The federal sequester will force real cuts in a host of other federal programs, roughly evenly divided between defense and non-defense together. Discretionary programs will be forced to actually drop roughly 10% from $1.185 trillion in 2012 actual to $1.170 trillion in 2014, according to the CBO. For the following 7 years, discretionary spending will be allowed to rise gradually at 1.7%, a little below the rate of inflation. So, the tightness will continue, but less dramatically. Click here for a Whitehouse inventory of Massachusetts cuts, going beyond cuts that directly affect state and local governmental budgets.

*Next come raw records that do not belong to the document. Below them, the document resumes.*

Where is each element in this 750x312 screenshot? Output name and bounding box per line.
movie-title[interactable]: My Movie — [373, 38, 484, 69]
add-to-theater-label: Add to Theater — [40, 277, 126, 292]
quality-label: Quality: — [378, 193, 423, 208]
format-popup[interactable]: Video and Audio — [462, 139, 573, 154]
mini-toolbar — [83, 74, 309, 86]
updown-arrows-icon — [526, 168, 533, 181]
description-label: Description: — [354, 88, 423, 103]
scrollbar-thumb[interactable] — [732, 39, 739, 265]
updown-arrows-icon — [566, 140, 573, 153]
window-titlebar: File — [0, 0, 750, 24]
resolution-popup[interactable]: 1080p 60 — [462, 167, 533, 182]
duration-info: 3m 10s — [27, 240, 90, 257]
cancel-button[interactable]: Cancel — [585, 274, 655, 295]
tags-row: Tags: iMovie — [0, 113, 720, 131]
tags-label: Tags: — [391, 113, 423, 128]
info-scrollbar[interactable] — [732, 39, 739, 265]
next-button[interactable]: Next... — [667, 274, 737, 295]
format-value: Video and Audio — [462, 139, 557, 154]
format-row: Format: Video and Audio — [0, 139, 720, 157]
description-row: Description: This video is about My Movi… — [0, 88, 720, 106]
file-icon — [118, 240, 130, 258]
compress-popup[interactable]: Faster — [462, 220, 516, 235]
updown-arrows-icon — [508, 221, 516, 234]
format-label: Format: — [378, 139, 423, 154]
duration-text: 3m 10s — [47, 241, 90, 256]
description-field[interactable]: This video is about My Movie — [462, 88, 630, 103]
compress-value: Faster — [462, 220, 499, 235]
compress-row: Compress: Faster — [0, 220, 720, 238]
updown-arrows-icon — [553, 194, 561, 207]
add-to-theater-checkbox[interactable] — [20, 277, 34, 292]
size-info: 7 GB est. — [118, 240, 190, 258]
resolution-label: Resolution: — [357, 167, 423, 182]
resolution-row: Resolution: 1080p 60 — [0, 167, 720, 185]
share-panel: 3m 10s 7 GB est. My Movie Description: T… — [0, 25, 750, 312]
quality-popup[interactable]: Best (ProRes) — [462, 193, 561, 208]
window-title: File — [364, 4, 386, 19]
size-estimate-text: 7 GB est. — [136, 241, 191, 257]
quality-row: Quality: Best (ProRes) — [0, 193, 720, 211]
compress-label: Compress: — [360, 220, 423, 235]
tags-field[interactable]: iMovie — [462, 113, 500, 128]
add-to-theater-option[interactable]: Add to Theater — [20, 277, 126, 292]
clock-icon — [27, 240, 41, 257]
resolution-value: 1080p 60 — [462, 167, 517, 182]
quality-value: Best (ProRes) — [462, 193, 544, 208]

I’ve previously expressed a concern about how we tend to balance our budget at the state level: Protecting the programs that are most visible to our constituents and our local government partners — program like education and transportation — while hollowing out less visible but equally critical programs like public health. With the recent drug lab and meningitis tragedies, we saw the consequences of under-spending on public health.
I see a parallel at the federal level. Most of us aren’t going to feel direct impacts from the sequestration in the near term. Knowing that, Congress has let it happen. But in the long run, I fear that, through some unpleasant surprises, we are going to find out more about what the less visible federal programs taking the deep cuts have actually been doing for us.